Visitors walking off the elevators on the 36th floor of Manhattan’s Architects & Designers Building are greeted by a portrait of Marino in his motorcycle gear. Down the hall, the lobby of Marino’s practice is home to an eye-catching display of contemporary art—including Hirst’s portrait of Marino, Dark Architect—and the taste for provocative visuals that has made Marino sought after is apparent. What else would you expect from the man whose severe, swank designs define modern luxury?

“I’ll collect anything,” Marino says from behind the desk in his office, a spacious corner that’s the hub of activity on this floor, one of three his firm inhabits. The room is piled salon-style with art, becoming a sort of makeshift gallery. Gesturing toward a collection of small silver columns by Swiss sculptor Not Vital and a wall festooned with photographs, including a Steven Meisel shot of Marino’s daughter, he says, “You know how less is more? My theory is so much more is more.”

That theory shows throughout Marino’s workspace. (He moved in after starting his business in 1978 and has since acquired more than 27,000 additional square feet.) Whether it’s the views of Manhattan his office commands or the 81 international projects he and his 180-person team are currently working on, there’s nothing small about Marino’s operation.

It wasn’t always this way. The New York native, who toiled for Andy Warhol and I.M. Pei, started out working from home.

“I was a freelancer when I left I.M. Pei; I had a drafting board over my bathtub,” he says. “If you needed a shower, you had to move the board.”

These days, Marino himself is as well known as any of his designs, which include retail spaces around the world for clients such as Chanel, Louis Vuitton, Dior and the Americana Manhasset shopping center, as well as residential projects for the likes of David Koch and Steve Schwarzman.

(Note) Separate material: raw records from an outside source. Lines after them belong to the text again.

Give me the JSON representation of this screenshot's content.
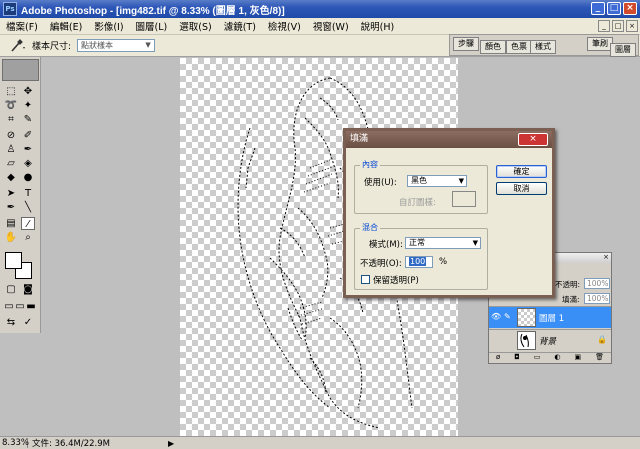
{
  "titlebar": {
    "logo": "Ps",
    "title": "Adobe Photoshop - [img482.tif @ 8.33% (圖層 1, 灰色/8)]",
    "minimize": "_",
    "maximize": "□",
    "close": "×"
  },
  "menu": {
    "items": [
      "檔案(F)",
      "編輯(E)",
      "影像(I)",
      "圖層(L)",
      "選取(S)",
      "濾鏡(T)",
      "檢視(V)",
      "視窗(W)",
      "說明(H)"
    ],
    "mdi_min": "_",
    "mdi_max": "□",
    "mdi_close": "×"
  },
  "options": {
    "tool_icon": "eyedropper-icon",
    "sample_label": "樣本尺寸:",
    "sample_value": "點狀樣本"
  },
  "palette_well": {
    "tabs": [
      "步驟",
      "顏色",
      "色票",
      "樣式",
      "筆刷",
      "圖層"
    ]
  },
  "toolbox": {
    "text_tool": "T"
  },
  "fill_dialog": {
    "title": "填滿",
    "close": "×",
    "contents_group": "內容",
    "use_label": "使用(U):",
    "use_value": "黑色",
    "custom_pattern_label": "自訂圖樣:",
    "blending_group": "混合",
    "mode_label": "模式(M):",
    "mode_value": "正常",
    "opacity_label": "不透明(O):",
    "opacity_value": "100",
    "opacity_unit": "%",
    "preserve_label": "保留透明(P)",
    "preserve_checked": false,
    "ok_label": "確定",
    "cancel_label": "取消"
  },
  "layers": {
    "opacity_label": "不透明:",
    "opacity_value": "100%",
    "fill_label": "填滿:",
    "fill_value": "100%",
    "rows": [
      {
        "name": "圖層 1",
        "selected": true
      },
      {
        "name": "背景",
        "selected": false
      }
    ]
  },
  "statusbar": {
    "zoom": "8.33%",
    "doc_info": "文件: 36.4M/22.9M",
    "play": "▶"
  }
}
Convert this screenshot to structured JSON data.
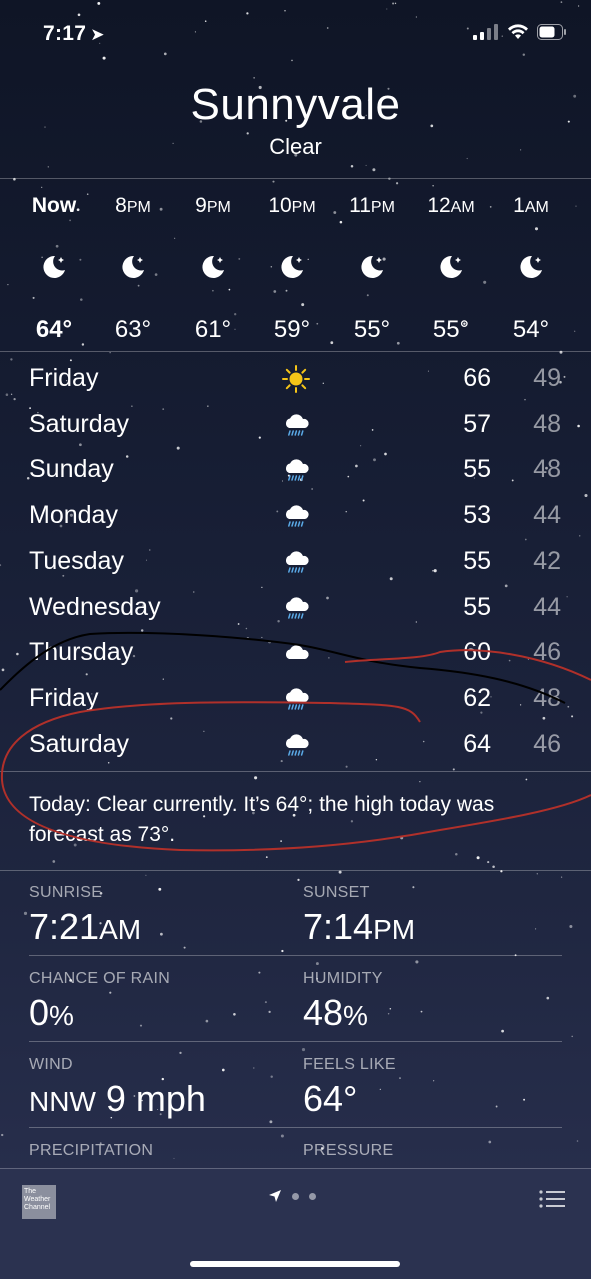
{
  "status_bar": {
    "time": "7:17"
  },
  "header": {
    "city": "Sunnyvale",
    "condition": "Clear"
  },
  "hourly": [
    {
      "time": "Now",
      "ampm": "",
      "icon": "moon-icon",
      "temp": "64°"
    },
    {
      "time": "8",
      "ampm": "PM",
      "icon": "moon-icon",
      "temp": "63°"
    },
    {
      "time": "9",
      "ampm": "PM",
      "icon": "moon-icon",
      "temp": "61°"
    },
    {
      "time": "10",
      "ampm": "PM",
      "icon": "moon-icon",
      "temp": "59°"
    },
    {
      "time": "11",
      "ampm": "PM",
      "icon": "moon-icon",
      "temp": "55°"
    },
    {
      "time": "12",
      "ampm": "AM",
      "icon": "moon-icon",
      "temp": "55°"
    },
    {
      "time": "1",
      "ampm": "AM",
      "icon": "moon-icon",
      "temp": "54°"
    }
  ],
  "daily": [
    {
      "day": "Friday",
      "icon": "sun-icon",
      "high": "66",
      "low": "49"
    },
    {
      "day": "Saturday",
      "icon": "rain-cloud-icon",
      "high": "57",
      "low": "48"
    },
    {
      "day": "Sunday",
      "icon": "rain-cloud-icon",
      "high": "55",
      "low": "48"
    },
    {
      "day": "Monday",
      "icon": "rain-cloud-icon",
      "high": "53",
      "low": "44"
    },
    {
      "day": "Tuesday",
      "icon": "rain-cloud-icon",
      "high": "55",
      "low": "42"
    },
    {
      "day": "Wednesday",
      "icon": "rain-cloud-icon",
      "high": "55",
      "low": "44"
    },
    {
      "day": "Thursday",
      "icon": "cloud-icon",
      "high": "60",
      "low": "46"
    },
    {
      "day": "Friday",
      "icon": "rain-cloud-icon",
      "high": "62",
      "low": "48"
    },
    {
      "day": "Saturday",
      "icon": "rain-cloud-icon",
      "high": "64",
      "low": "46"
    }
  ],
  "summary": "Today: Clear currently. It’s 64°; the high today was forecast as 73°.",
  "details": {
    "sunrise": {
      "label": "SUNRISE",
      "value": "7:21",
      "suffix": "AM"
    },
    "sunset": {
      "label": "SUNSET",
      "value": "7:14",
      "suffix": "PM"
    },
    "chance_of_rain": {
      "label": "CHANCE OF RAIN",
      "value": "0",
      "suffix": "%"
    },
    "humidity": {
      "label": "HUMIDITY",
      "value": "48",
      "suffix": "%"
    },
    "wind": {
      "label": "WIND",
      "prefix": "NNW",
      "value": "9 mph"
    },
    "feels_like": {
      "label": "FEELS LIKE",
      "value": "64°"
    },
    "precipitation": {
      "label": "PRECIPITATION"
    },
    "pressure": {
      "label": "PRESSURE"
    }
  },
  "bottom_bar": {
    "logo_text": "The Weather Channel"
  },
  "colors": {
    "background_top": "#0f1526",
    "background_bottom": "#2a3150",
    "sun": "#f5c518",
    "rain": "#5aa9e6",
    "annotation_black": "#000000",
    "annotation_red": "#b0302a"
  }
}
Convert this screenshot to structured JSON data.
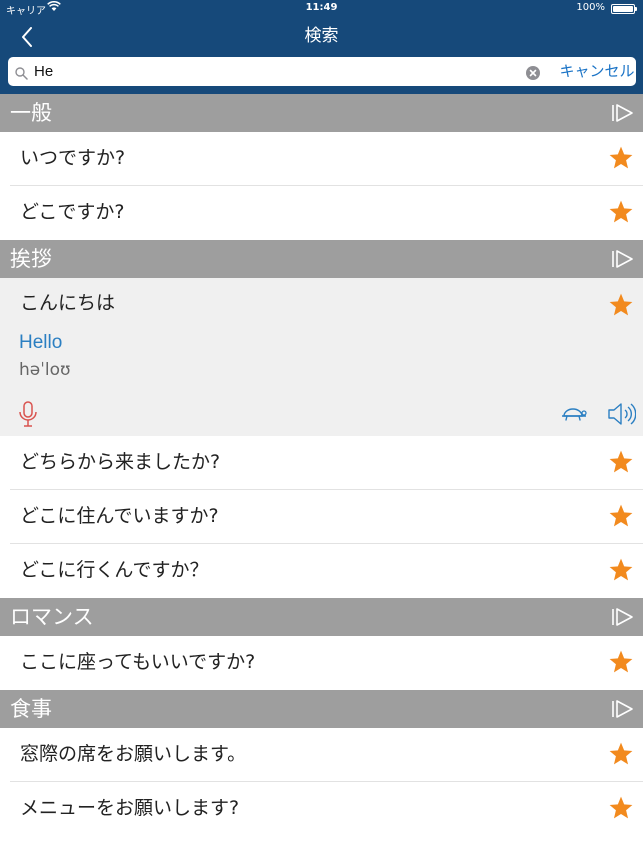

Still, his best years aren’t behind him. To the left of his desk are renderings of projects in progress, including Hamptons homes, a Beirut hotel, a project in South Korea for Samsung and two buildings in China for Ermenegildo Zegna. It’s a remarkable portfolio of high-end buildings for a guy who looks like a member of a biker gang.

“Peter is very grounded,” an Americana Manhasset executive who’s worked with Marino says. “But it’s exciting to go into a meeting with someone wearing all leather.”

While he spends his days crafting stunning spaces, Marino’s not too keen on where his own work gets done.

“This building’s a piece of shit; it’s a commercial office tower and it leaks,” he says drolly. “It’s just that I live across the street, so that was attractive.”

Leaks or not, the setup isn’t so bad for the associates Marino calls “the kids.” A gig with Marino comes with globe-trotting assignments and, of course, the opportunity to work with the man himself. One aide-de-camp, a happy young man who pops in to deliver a snack of schnitzel, is even responsible for sourcing those turkey feathers.

“I ask people to spend their lives here,” Marino says. “I had better give them a nice environment or I’ll come back in my next life as a cockroach.”